L'aggressione al termine della partita di Coppa Italia con l'Udinese. La risposta del gruppo antifascista: "No alla violenza, no al razzismo, no alla politica negli stadi"

“Sei uno dei bastardi di Lazio e libertà”. Questo l'antefatto di quanto accaduto allo stadio Olimpico al termine dell'incontro di Coppa Italia vinto dalla Lazio contro l'Udinese lo scorso martedì 18 gennaio, quando alcuni tifosi laziali hanno rubato la bandiera ai supporters biancocelesti di Lazio e Libertà, gruppo di sostenitori della prima squadra della Capitale che si definiscono "fedeli ai valori della costituzione repubblicana e antifascista".  

A denunciare l'accaduto sulle proprie pagine social lo stesso gruppo di Lazio e Libertà Aps: "Al termine della partita di Coppa Italia Lazio - Udinese, in una serata assolutamente tranquilla, un socio dell'associazione, che aveva con sé la bandiera di Lazio e Libertà, è stato aggredito alle spalle e, colpito da un gruppetto che ha subito chiarito di conoscere bene l'associazione (di cui io, tra l'altro sono un socio fondatore) e di nutrire per essa sentimenti ostili: “Sei uno di quei bastardi di Lazio e Libertà!”. E sono scappati sottraendogli la bandiera". 

Match fra Lazio ed Udinese dove, a causa delle restrizioni per contenere la diffusione del Coronavirus, i tifosi sono stati dislocati fra la tribuna Tevere e Monte Mario dove a vedere la partita c'erano anche alcuni ultras soliti stazionare nel cuore caldo del tifo biancoceleste, la curva Nord, dove sono tanti i gruppi che nel corso dei decenni hanno rivendicato le proprie simpatie per gli ambienti della destra extraparlamentare.

Una galassia però variegata quella della tifoseria laziale, in cui rientrano altrettanti tifosi che, pur avendo le loro idee, non fanno politica allo stadio, ma vi si recano solo per tifare Lazio, come nel caso del gruppo di Lazio e Libertà.
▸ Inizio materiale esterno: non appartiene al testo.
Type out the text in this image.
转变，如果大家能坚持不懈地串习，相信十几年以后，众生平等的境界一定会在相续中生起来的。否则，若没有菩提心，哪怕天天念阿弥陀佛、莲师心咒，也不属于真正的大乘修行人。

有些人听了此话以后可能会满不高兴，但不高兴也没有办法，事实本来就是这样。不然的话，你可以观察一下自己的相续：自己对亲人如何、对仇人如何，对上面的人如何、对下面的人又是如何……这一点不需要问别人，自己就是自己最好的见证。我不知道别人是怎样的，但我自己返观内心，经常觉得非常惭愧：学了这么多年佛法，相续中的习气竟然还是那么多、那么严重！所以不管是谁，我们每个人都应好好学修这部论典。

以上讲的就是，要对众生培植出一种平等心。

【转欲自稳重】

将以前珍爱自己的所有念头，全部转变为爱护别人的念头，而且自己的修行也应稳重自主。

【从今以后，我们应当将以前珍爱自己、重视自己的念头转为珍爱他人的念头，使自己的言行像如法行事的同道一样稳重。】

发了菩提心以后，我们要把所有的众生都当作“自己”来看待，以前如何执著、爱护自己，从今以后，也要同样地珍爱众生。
Terminato il match i tifosi sono quindi usciti dallo stadio ed è proprio fuori dall'impianto, in viale dei Gladiatori, che è poi avvenuta l'aggressione. 

"Siamo di sinistra, di destra, di centro, fedeli ai valori della Costituzione repubblicana e antifascista e siamo un associazione di promozione sociale, esattamente come lo spirito di quella sporca dozzina di ragazzi che il 9 gennaio 1900 su una panchina di piazza della Libertà fondarono la Società Sportiva Lazio perché lo sport potesse essere di tutti - si legge ancora nel post reso pubblico su facebook da Lazio e Libertà -. Abbiamo ricevuto solidarietà dagli altri laziali e anche dai tifosi di altre squadre". 

"Invitiamo tutti i tifosi - sottolinea il gruppo di Lazio e Libertà - che come noi sono stufi di sopportare manifestazioni violente e atti discriminatori, a tornare allo stadio per aiutarci a gridare ancora più forte: no alla violenza, no al razzismo, no alla politica negli stadi".